EU Member States must steer economic recovery funding towards reaching climate neutrality.
That’s according to the Climate Action Network (CAN) Europe and CEE Bankwatch Network, which have identified investment proposals listed in the National Energy and Climate Plans (NECP) of 14 Member States that must be funded to ensure a green recovery is possible.
They highlight significant spending improvements are required to boost climate ambition and indicate a number of “harmful measures” in the NECPs that they believe should be excluded from EU funding – it calls for increased investments in sustainable renewable energy and energy efficiency, which it says hold the greatest potential to improve the quality of life for millions of people across Europe while simultaneously increasing climate ambition and boosting job creation.

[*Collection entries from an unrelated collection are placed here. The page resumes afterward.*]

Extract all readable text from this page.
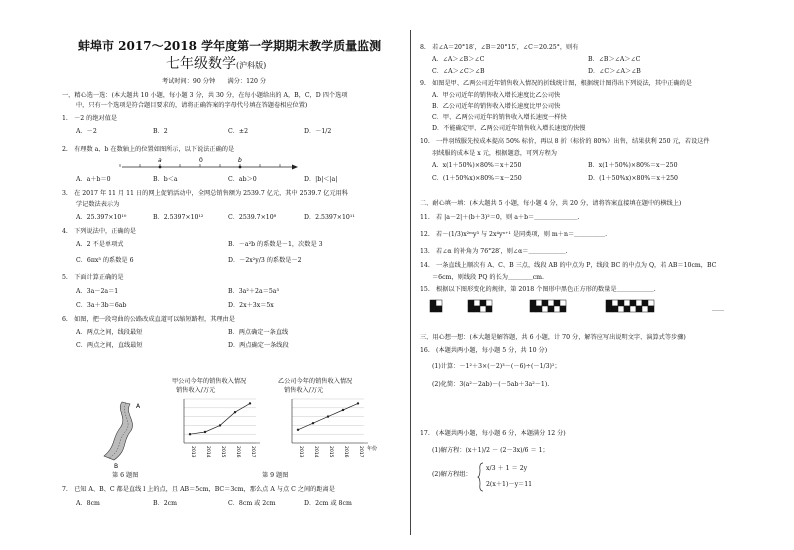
蚌埠市 2017～2018 学年度第一学期期末教学质量监测
七年级数学(沪科版)
考试时间：90 分钟　　满分：120 分
一、精心选一选：(本大题共 10 小题，每小题 3 分，共 30 分，在每小题给出的 A，B，C，D 四个选项
中，只有一个选项是符合题目要求的，请将正确答案的字母代号填在答题卷相应位置)
1.　－2 的绝对值是
A．－2	B．2	C．±2	D．－1/2
2.　有理数 a、b 在数轴上的位置如图所示，以下说法正确的是
a	0	b
A．a＋b＝0	B．b＜a	C．ab＞0	D．|b|＜|a|
3.　在 2017 年 11 月 11 日的网上促销活动中，全网总销售额为 2539.7 亿元，其中 2539.7 亿元用科
学记数法表示为
A．25.397×10¹⁰	B．2.5397×10¹²	C．2539.7×10⁸	D．2.5397×10¹¹
4.　下列说法中，正确的是
A．2 不是单项式	B．－a²b 的系数是－1，次数是 3
C．6πx³ 的系数是 6	D．－2x²y/3 的系数是－2
5.　下面计算正确的是
A．3a－2a＝1	B．3a²＋2a＝5a³
C．3a＋3b＝6ab	D．2x＋3x＝5x
6.　如图，把一段弯曲的公路改成直道可以缩短路程，其理由是
A．两点之间，线段最短	B．两点确定一条直线
C．两点之间，直线最短	D．两点确定一条线段
A
B
第 6 题图
甲公司今年的销售收入情况
销售收入/万元
2013 2014 2015 2016 2017
乙公司今年的销售收入情况
销售收入/万元
2013 2014 2015 2016 2017 年份
第 9 题图
7.　已知 A、B、C 都是直线 l 上的点，且 AB＝5cm，BC＝3cm，那么点 A 与点 C 之间的距离是
A．8cm	B．2cm	C．8cm 或 2cm	D．2cm 或 8cm
8.　若∠A＝20°18′，∠B＝20°15′，∠C＝20.25°，则有
A．∠A＞∠B＞∠C	B．∠B＞∠A＞∠C
C．∠A＞∠C＞∠B	D．∠C＞∠A＞∠B
9.　如图是甲、乙两公司近年销售收入情况的折线统计图，根据统计图得出下列说法，其中正确的是
A．甲公司近年的销售收入增长速度比乙公司快
B．乙公司近年的销售收入增长速度比甲公司快
C．甲、乙两公司近年的销售收入增长速度一样快
D．不能确定甲、乙两公司近年销售收入增长速度的快慢
10.　一件羽绒服先按成本提高 50% 标价，再以 8 折（标价的 80%）出售，结果获利 250 元，若设这件
羽绒服的成本是 x 元，根据题意，可列方程为
A．x(1＋50%)×80%＝x＋250	B．x(1＋50%)×80%＝x－250
C．(1＋50%x)×80%＝x－250	D．(1＋50%x)×80%＝x＋250
二、耐心填一填：(本大题共 5 小题，每小题 4 分，共 20 分，请将答案直接填在题中的横线上)
11.　若 |a－2|＋(b＋3)²＝0，则 a＋b＝＿＿＿＿＿＿＿.
12.　若－(1/3)x²ᵐy³ 与 2x⁴yⁿ⁺¹ 是同类项，则 m＋n＝＿＿＿＿＿.
13.　若∠α 的补角为 76°28′，则∠α＝＿＿＿＿＿＿.
14.　一条直线上顺次有 A、C、B 三点，线段 AB 的中点为 P，线段 BC 的中点为 Q，若 AB＝10cm，BC
＝6cm，则线段 PQ 的长为＿＿＿＿cm.
15.　根据以下图形变化的规律，第 2018 个图形中黑色正方形的数量是＿＿＿＿＿＿.
……
三、用心想一想：(本大题是解答题，共 6 小题，计 70 分，解答应写出说明文字、演算式等步骤)
16.　(本题共两小题，每小题 5 分，共 10 分)
(1)计算：－1²＋3×(－2)³－(－6)÷(－1/3)²；
(2)化简：3(a²－2ab)－(－5ab＋3a²－1).
17.　(本题共两小题，每小题 6 分，本题满分 12 分)
(1)解方程：(x＋1)/2 － (2－3x)/6 ＝ 1；
(2)解方程组：
x/3 ＋ 1 ＝ 2y
2(x＋1)－y＝11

The organisations also note low emission transport systems, sustainable mobility measures and nature-based solutions have significant potential to increase climate ambitions and stimulate the economy, by allowing Member States to step up their climate spending while striving for more ambitious climate targets for the EU in 2030.
Their new report recommends Member States must actively avoid directing funding into ‘harmful measures’ such as new oil and gas exploration, the development of new fossil fuel infrastructure, the use of biomass in low-efficiency heating systems and investments in non-renewable energy sources.
Markus Trilling, Finance and Subsidies Policy Coordinator at Climate Action Network (CAN) Europe, said: “In this week’s European Council, Heads of State must rapidly build on the President’s proposal and agree on increasing climate action spending to at least 40%. It is much needed to pave the way for a drastically increased 2030 climate target.
“Timing of this decision is also very crucial as in the next months, Member States will present their spending plans for the next long term EU budget and set priorities for Recovery and Resilience Plans to receive support from the EU’s Recovery Fund. What Member States put in their spending plans will define the EU’s response to both the climate and economic crises in the next 10 years. Now, EU leaders have an opportunity to agree on using the full potential of EU funds to boost climate action and exclude support to fossil fuels.”